Já estamos em pleno tempo quaresmal, no qual todos somos convidados a preparar as celebrações pascais. O que for a verdade da vivência deste tempo, marcará, também, a verdade da vivência do tempo pascal. Daqui decorre também a necessidade de olharmos com coragem para a verdade das nossas vidas, de modo a, com igual coragem, nos abrirmos à vida dos outros.
Para a realização deste caminho, que pelo segundo ano vamos viver de um modo muito peculiar devido à situação de pandemia em que ainda nos encontramos, o papa Francisco aponta-nos dois tripés nos quais podemos sustentar os nossos exercícios quaresmais e a partir dos quais podemos viver o tempo pascal.
O primeiro tripé é assim descrito na sua mensagem quaresmal:
“O jejum, a oração e a esmola – tal como são apresentados por Jesus na sua pregação (cf. Mt 6, 1-18) – são as condições para a nossa conversão e sua expressão. O caminho da pobreza e da privação (o jejum), a atenção e os gestos de amor pelo homem ferido (a esmola) e o diálogo filial com o Pai (a oração) permitem-nos encarnar uma fé sincera, uma esperança viva e uma caridade operosa.”
A partir deste tripé podemos destacar um tríplice exercício de concentração naquilo que é o essencial. Pelo jejum, a partir do qual podemos abdicar de tanta coisa secundária na nossa vida, podemos concentra-nos (converter-nos) àquilo que deve ser o verdadeiro fundamento do viver; pela esmola, que nos ajuda a perceber as necessidades do(s) outro(s) podemos concentra-nos (converter-nos) ao(s) outro(s), percebendo como no exercício do cuidado reside algo que é fundamental para a nossa existência enquanto indivíduos e enquanto humanidade; pela oração, com a qual nos aproximamos mais de Deus, podemos concentra-nos (converter-nos) no seu modo de escutar e de falar e, porque não dizê-lo também, converter-nos ao seu modo olhar para a humanidade e de a sonhar.
Este exercício de conversão ajuda-nos, como já se pode verificar no fim da citação anteriormente referida, a viver de um modo mais intenso os elementos que constituem o segundo tripé.

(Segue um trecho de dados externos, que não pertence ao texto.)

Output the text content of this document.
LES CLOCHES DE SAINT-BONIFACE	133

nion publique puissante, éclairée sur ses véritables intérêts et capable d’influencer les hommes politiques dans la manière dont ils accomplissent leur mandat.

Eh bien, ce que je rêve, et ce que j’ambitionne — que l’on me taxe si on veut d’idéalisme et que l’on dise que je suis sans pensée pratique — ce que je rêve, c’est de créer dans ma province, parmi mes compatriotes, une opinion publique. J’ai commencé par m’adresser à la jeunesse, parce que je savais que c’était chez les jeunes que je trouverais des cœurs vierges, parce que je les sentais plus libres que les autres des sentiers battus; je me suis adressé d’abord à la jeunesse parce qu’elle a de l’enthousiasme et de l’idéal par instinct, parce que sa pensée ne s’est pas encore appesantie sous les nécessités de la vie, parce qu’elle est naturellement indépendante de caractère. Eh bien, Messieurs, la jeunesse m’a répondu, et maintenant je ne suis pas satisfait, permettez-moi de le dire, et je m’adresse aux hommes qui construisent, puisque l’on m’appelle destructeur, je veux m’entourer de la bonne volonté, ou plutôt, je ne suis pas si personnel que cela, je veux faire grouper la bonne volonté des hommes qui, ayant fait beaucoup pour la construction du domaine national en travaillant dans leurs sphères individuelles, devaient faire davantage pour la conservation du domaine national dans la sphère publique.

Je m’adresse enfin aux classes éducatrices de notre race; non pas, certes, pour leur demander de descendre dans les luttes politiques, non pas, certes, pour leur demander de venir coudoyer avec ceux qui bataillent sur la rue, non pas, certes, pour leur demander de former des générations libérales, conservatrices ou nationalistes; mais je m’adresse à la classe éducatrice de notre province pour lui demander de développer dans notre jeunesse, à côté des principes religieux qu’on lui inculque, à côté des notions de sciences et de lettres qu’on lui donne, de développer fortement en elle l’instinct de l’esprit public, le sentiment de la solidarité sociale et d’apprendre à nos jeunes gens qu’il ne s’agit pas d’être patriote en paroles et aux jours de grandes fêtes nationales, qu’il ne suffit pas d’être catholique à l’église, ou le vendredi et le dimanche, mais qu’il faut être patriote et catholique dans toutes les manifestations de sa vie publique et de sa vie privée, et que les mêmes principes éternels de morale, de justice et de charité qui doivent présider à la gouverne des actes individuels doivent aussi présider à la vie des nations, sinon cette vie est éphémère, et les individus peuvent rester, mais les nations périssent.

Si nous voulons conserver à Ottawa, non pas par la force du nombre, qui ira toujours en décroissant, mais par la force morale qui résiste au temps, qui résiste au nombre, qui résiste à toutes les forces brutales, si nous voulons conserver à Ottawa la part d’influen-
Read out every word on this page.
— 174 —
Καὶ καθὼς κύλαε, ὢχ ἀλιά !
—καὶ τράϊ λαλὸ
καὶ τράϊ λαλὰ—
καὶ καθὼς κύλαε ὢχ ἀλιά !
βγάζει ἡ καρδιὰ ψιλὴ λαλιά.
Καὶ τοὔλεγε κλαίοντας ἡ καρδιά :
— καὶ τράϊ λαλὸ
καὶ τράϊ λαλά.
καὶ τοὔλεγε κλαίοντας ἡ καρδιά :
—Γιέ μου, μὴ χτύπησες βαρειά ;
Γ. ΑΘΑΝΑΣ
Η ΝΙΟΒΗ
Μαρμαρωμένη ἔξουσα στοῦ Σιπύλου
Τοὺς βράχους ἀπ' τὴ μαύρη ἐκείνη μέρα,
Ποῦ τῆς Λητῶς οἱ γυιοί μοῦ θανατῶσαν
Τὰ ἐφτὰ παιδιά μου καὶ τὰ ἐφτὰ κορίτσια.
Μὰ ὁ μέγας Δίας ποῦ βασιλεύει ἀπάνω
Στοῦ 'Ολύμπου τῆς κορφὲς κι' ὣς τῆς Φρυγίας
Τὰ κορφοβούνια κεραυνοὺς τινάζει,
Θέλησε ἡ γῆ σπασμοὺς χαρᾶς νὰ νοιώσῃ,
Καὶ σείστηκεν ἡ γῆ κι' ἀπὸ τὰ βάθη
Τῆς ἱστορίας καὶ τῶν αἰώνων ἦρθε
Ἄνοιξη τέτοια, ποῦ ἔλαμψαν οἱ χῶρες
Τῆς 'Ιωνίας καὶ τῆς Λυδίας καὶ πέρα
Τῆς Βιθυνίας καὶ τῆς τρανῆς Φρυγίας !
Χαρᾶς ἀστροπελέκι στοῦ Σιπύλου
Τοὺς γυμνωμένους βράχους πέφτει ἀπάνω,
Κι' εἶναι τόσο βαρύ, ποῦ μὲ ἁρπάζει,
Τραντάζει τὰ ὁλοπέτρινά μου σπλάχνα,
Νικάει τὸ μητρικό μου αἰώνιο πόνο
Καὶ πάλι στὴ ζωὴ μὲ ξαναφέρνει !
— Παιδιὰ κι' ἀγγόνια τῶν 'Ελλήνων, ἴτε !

A fé que nos chama a acolher a verdade e a tornar-nos suas testemunhas e que neste tempo de quaresma:
“significa, antes de mais, deixar-nos alcançar pela Palavra de Deus, que nos é transmitida de geração em geração pela Igreja. Esta Verdade não é uma construção do intelecto, reservada a poucas mentes seletas, superiores ou ilustres, mas é uma mensagem que recebemos e podemos compreender graças à inteligência do coração, aberto à grandeza de Deus, que nos ama ainda antes de nós próprios tomarmos consciência disso. Esta Verdade é o próprio Cristo, que, assumindo completamente a nossa humanidade, Se fez Caminho – exigente, mas aberto a todos – que conduz à plenitude da Vida.”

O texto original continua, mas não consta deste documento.